The spinal cord ends about 5 Lumbar from the base of your spine. Dangling in what I can only imagine is a gloriously beautiful way from the bottom of your spinal column is the Cauda Equina. This is Latin for Horse's Tail, and it is a swishing and swaying cascade of nearly invisible nerve roots that extend down along the rest of the column and allow nerve info to travel to the lower half of the body.

In needling me higher to avoid my wiffle-ball fears, he went into an area more likely than below to poke a nerve root.

And he did.

Be careful what you wish for. GET OUT OF YOUR OWN WAY.

Most of the time the needle slides past a nerve root, but sometimes, when genius patients make suggestions, you get to where a needle just jabs a beautiful raw nerve minding it's own tendrilous business and floating in the fluid of your sensation.

And then, pow; sonofabitch, you are awake.

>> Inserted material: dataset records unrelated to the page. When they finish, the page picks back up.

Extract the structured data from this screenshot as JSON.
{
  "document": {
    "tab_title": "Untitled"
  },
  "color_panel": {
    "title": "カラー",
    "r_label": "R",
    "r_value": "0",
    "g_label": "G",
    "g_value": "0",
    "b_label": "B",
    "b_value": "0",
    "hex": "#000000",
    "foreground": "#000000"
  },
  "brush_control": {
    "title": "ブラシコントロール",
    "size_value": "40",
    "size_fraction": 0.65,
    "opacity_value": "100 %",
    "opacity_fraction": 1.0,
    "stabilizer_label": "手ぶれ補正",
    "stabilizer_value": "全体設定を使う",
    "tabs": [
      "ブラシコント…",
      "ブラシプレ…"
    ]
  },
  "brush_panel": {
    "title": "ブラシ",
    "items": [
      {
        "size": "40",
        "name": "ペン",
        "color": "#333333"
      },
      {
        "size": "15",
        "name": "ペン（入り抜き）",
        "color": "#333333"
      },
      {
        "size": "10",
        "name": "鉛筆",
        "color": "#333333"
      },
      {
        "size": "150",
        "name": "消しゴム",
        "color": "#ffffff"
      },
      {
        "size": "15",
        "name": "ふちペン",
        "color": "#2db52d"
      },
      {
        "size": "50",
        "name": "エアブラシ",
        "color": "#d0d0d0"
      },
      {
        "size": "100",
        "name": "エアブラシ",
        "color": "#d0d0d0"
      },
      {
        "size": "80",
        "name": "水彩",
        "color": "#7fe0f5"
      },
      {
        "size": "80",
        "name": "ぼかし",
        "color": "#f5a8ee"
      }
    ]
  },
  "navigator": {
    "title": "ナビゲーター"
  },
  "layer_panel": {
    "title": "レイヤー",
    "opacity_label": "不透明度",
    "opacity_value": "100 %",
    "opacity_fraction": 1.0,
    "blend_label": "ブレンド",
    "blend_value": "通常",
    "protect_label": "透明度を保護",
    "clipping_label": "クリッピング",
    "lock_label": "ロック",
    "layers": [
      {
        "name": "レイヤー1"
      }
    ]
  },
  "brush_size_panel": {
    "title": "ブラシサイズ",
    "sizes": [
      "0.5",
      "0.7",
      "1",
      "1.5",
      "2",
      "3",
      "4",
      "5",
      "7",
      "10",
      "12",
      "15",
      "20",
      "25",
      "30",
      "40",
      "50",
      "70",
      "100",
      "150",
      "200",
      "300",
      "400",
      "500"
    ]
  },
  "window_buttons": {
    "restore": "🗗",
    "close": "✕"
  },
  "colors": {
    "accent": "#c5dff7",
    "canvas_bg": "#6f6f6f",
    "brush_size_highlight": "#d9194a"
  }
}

Awake like you have never been.

As they lowered me back to flat, it popped one more time--a slightly shorter blast that only went through my thigh but was equally alive and devilishly magical--and then it was all over and I had chemo in and no fluid out and it was off to lie on my back for an hour.

And then I went back to the land of the living and got a bag of blood and my IV chemo and was home for to see N for dinner--beef teriyaki and my numbers are good enough for Medium, though still, sad sad sad, not Medium-rare.

One more down, another lesson learned. And after all that, I feel OK, and the headache is lurking, but farther back, deeper down. Success, progress, more giddy medical hi-jinx to check off the list.